Does your protein belong to any structure classification family?
- Result: It is an Alpha-beta protein.
- Calculation: The structure is divided into three domains: the Equatorial domain (alpha-helices for ATP binding), the Intermediate domain (hinge), and the Apical domain (beta-sheets for substrate binding).
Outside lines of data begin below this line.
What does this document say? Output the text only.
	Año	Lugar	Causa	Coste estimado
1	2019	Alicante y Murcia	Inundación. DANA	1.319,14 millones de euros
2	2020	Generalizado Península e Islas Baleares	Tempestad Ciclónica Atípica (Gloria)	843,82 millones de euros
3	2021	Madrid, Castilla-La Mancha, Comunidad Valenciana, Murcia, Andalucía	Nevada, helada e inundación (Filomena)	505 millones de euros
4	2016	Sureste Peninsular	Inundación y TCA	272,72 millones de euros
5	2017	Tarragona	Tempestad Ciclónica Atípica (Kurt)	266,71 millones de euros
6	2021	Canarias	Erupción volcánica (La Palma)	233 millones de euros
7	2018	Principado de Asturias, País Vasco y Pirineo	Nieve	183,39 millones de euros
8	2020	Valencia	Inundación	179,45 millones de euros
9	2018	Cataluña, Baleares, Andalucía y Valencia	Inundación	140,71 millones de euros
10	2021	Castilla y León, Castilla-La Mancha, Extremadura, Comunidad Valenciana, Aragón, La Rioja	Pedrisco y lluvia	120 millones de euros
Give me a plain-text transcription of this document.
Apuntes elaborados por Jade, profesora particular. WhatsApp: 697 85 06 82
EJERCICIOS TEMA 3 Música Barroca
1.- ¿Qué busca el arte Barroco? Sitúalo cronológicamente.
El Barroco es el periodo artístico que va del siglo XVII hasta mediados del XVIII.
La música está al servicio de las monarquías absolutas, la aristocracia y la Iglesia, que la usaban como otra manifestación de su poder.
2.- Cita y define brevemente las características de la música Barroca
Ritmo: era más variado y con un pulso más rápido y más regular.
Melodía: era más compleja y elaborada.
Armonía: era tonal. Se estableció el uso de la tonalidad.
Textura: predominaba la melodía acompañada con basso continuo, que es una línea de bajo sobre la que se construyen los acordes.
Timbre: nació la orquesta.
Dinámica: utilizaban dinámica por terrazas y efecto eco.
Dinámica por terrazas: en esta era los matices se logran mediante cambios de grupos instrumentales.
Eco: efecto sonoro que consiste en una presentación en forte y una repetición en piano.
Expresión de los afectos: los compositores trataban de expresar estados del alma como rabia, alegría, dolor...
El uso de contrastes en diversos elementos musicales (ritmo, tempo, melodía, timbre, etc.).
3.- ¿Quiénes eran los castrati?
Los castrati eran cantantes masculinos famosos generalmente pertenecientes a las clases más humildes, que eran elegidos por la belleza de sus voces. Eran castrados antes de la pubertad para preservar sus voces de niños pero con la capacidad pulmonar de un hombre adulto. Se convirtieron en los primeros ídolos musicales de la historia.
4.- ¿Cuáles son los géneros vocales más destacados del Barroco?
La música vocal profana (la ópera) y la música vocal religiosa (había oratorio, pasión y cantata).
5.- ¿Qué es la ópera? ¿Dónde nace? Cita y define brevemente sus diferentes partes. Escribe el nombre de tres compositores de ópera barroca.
4,Open the structure of your protein in any 3D molecule visualization software
Visualize the protein
show cartoon
show ribbon
show ball and stick
Color the protein by secondary structure
After coloring by secondary structure, the protein shows a higher proportion of α-helices compared to β-sheets.
This indicates that the protein adopts a predominantly helical fold, which is typical for chaperonin subunits like CCT4.
Color the protein by residue type
When colored by residue type:
Hydrophobic residues are mainly located in the interior of the protein Hydrophilic and charged residues are predominantly found on the surface
This distribution suggests a stable folded structure in an aqueous environment, with the hydrophobic core buried inside and polar residues exposed to solvent.
Visualize the surface of the protein
The surface representation reveals several concave regions (holes/pockets) on the protein surface.
These pockets may serve as potential binding sites for substrate proteins or ligands, which is consistent with the functional role of CCT4 as part of a chaperonin complex.
AI Documentation
For this assignment, I collaborated with Gemini 3 Flash:
- Verification: Used to verify the Avogadro’s number calculation for Question 1.
- Scientific Clarification: Assisted in describing the physical driving forces (hydrophobic effect vs. hydrogen bonding) for Question 8.
- Translation & Formatting: Helped structure the response into a professional markdown format suitable for a GitHub portfolio.